You heard it- not Hayashi Hiromori, Japan's national anthem composer, but Ludwig van Beethoven, the aurally-challenged musical genius from Germany. While in Osaka, I ask our tourist guide, Hirumi, if their national anthem or composer was featured in a stamp, and the answer was a blatant no. This really baffled me. Japan, with their fervent patriotism and "Kimigayo", supposedly the oldest anthem in the world composed during the 10th century- and not one single stamp to honor it. Which led me to think.... of a joke. What's hard and long and stinks all over? Beethoven's last movement..ha ha ha. Sorry idol, just a joke. Incidentally, Japan is an anally obsessed nation. You'll never find any country in the world with citizens obsessed with their toilets. There's a toilet with warmed pads, sound-proof toilets and a toilet that sings the national anthem- you have to stand up when you're doing your thing...yeah really?!
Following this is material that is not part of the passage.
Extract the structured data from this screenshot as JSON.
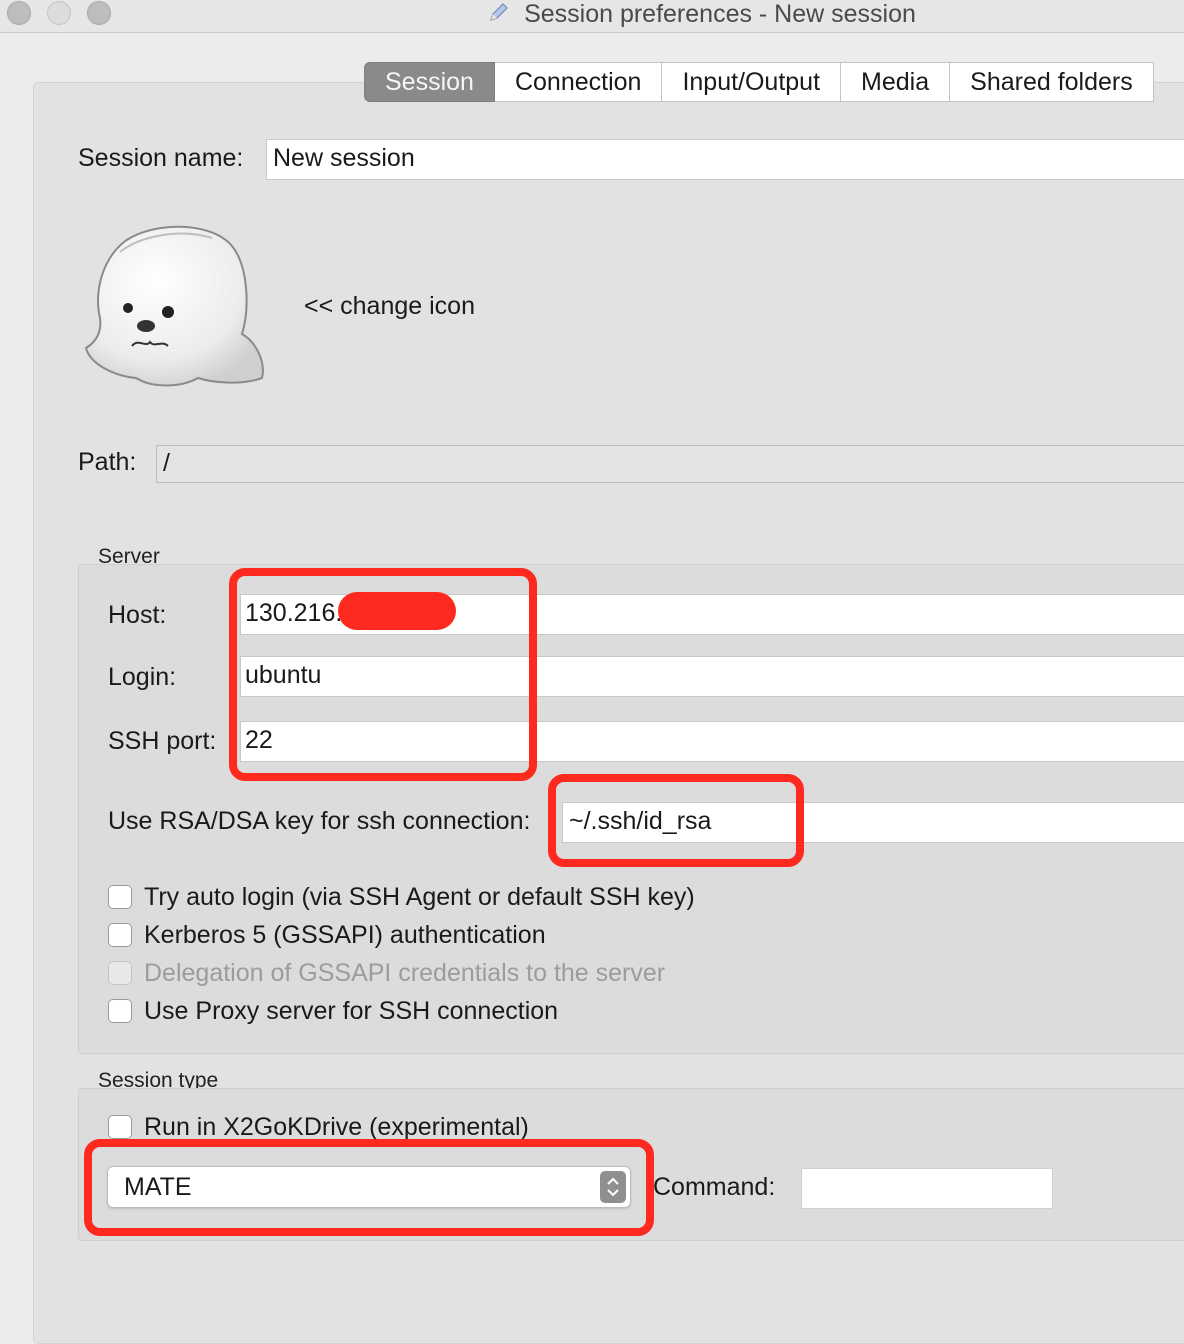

Hayashi Hiromori wrote the music to their anthem, but it is not known who wrote the lyrics. They first appeared in a Kokinshu, a collection of ancient and modern poems dating from the tenth century. From very early times, the poem was recited to commemorate auspicious occasions and at banquets celebrating important events. The anthem was first performed in the imperial palace on the Meiji Emperors birthday on November 3, 1880.
The Japan trip was truly a learning experienced-I learned to sing a Japanese song and I learned to count in Japanese....I wasn't able to eat a single raw thing there though, which I do weekly here at home. Hmm..ironic?